Ground Truth Hypothesis

The main hypothesis is that a nitrogen-doped ruthenium (Ru) electrode can effectively catalyze the reductive deuteration of (hetero)arenes in the presence of D_2O, leading to high deuterium incorporation into the resulting saturated cyclic compounds. The findings validate this hypothesis by demonstrating that this electrocatalytic method is highly efficient, scalable, and versatile, suitable for a wide range of substrates.

Expert's analysis

The proposed hypothesis effectively covers two key points from the ground truth hypothesis: the incorporation of ruthenium (Ru) and the use of D_2O as a deuterium source within the electrocatalytic system.
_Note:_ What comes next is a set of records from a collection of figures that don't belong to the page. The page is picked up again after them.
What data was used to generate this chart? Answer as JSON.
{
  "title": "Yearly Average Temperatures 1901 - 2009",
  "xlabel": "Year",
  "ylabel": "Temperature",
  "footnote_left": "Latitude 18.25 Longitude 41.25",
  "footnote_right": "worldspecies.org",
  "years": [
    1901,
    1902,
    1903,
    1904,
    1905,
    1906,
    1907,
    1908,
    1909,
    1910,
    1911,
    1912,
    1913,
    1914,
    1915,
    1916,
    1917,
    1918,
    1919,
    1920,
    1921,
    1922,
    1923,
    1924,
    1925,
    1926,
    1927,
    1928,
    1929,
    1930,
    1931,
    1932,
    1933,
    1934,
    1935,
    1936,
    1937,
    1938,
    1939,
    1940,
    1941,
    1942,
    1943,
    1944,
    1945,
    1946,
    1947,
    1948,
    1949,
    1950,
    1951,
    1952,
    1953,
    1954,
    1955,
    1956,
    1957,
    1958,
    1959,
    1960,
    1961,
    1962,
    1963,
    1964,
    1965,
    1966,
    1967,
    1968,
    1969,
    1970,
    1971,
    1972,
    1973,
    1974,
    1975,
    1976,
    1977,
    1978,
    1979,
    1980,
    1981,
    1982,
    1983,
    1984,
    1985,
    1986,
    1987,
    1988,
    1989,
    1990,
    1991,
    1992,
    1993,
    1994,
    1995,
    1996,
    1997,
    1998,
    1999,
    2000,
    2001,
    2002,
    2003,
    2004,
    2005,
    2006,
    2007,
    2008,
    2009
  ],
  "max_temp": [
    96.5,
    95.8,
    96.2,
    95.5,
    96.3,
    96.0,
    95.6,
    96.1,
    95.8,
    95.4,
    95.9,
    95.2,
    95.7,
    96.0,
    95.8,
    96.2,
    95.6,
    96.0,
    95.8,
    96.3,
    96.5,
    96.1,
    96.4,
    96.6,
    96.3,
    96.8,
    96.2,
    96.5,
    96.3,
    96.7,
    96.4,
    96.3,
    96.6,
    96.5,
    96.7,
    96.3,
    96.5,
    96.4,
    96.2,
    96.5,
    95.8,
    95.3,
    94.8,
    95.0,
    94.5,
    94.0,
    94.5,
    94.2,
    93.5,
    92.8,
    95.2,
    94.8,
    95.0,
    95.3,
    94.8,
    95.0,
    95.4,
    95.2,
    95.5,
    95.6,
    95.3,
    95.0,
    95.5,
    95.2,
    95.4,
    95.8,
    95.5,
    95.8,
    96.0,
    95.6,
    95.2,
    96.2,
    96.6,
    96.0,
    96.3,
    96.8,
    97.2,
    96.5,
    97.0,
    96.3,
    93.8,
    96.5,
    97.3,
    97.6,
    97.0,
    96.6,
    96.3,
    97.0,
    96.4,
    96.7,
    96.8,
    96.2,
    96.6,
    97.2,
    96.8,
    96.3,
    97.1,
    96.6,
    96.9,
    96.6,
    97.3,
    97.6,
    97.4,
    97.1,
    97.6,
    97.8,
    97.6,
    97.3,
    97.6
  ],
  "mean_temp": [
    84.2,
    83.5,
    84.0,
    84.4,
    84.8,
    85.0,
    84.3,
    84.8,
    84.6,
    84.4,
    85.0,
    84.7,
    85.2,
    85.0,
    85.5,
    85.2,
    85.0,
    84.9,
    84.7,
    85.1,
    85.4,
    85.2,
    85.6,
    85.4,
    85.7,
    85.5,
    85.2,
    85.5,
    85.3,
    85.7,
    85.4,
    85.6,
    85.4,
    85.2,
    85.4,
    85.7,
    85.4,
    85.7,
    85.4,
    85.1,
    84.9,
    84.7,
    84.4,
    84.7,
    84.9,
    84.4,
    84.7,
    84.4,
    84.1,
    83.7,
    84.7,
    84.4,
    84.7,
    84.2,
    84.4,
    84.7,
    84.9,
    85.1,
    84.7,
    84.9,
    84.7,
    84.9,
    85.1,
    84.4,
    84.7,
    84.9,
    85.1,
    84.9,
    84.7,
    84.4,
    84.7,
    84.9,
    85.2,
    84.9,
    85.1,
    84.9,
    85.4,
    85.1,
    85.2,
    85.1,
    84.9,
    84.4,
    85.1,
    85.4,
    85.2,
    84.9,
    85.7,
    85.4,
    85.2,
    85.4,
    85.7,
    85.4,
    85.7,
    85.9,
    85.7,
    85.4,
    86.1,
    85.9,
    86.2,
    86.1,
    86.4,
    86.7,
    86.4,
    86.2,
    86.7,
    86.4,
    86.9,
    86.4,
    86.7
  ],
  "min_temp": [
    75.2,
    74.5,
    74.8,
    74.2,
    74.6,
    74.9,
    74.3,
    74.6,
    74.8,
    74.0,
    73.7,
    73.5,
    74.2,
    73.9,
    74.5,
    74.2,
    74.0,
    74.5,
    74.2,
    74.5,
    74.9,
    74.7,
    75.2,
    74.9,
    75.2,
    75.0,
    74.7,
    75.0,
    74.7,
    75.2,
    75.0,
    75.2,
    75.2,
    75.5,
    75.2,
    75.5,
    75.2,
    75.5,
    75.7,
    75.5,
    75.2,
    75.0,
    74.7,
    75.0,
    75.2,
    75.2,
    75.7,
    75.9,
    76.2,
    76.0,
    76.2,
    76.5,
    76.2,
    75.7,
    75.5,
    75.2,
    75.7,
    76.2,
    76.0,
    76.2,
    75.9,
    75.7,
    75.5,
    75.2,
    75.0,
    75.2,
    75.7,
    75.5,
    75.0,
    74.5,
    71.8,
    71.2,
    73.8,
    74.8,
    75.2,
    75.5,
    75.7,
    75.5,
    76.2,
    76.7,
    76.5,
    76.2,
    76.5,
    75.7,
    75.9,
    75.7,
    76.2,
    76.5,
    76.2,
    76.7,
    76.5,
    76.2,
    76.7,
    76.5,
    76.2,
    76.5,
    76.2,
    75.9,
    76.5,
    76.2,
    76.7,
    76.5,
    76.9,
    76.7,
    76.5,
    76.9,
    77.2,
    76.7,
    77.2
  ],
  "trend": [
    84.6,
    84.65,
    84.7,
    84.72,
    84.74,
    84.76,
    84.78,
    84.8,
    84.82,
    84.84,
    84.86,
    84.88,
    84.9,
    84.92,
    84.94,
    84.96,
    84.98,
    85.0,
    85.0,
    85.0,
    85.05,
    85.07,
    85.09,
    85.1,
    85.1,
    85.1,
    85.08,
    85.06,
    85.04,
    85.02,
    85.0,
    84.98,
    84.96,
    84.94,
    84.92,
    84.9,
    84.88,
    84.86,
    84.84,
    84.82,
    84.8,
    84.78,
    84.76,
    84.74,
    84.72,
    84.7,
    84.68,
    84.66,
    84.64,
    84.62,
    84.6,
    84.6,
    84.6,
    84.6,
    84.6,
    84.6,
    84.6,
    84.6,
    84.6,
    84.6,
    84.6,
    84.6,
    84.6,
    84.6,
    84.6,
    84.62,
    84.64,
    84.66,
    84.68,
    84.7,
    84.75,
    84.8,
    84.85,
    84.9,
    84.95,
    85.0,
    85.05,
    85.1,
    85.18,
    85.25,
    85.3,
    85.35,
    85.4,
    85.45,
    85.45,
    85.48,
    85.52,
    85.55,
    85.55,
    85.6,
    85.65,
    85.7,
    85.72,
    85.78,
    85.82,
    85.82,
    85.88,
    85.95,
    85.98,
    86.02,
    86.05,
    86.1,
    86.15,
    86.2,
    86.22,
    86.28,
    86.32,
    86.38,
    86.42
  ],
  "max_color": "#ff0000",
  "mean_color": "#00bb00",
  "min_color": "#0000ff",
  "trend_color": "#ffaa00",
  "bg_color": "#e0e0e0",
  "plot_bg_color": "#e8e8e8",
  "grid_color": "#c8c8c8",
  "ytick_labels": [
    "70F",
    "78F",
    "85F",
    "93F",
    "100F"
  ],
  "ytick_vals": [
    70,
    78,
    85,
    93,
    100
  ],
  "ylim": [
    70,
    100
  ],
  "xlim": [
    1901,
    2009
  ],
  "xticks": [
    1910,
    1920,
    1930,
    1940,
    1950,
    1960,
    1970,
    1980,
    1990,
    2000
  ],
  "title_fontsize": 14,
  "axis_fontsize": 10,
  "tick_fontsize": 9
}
However, the current content does not detail the mechanism by which Ru-D is produced, which is essential for explaining the process of reductive deuteration. Nevertheless, the results are still insightful. The specific level of nitrogen doping, for example, is highly suggestive and warrants further investigation. Overall, the match remains strong in its alignment with the original hypothesis while also presenting opportunities for deeper exploration.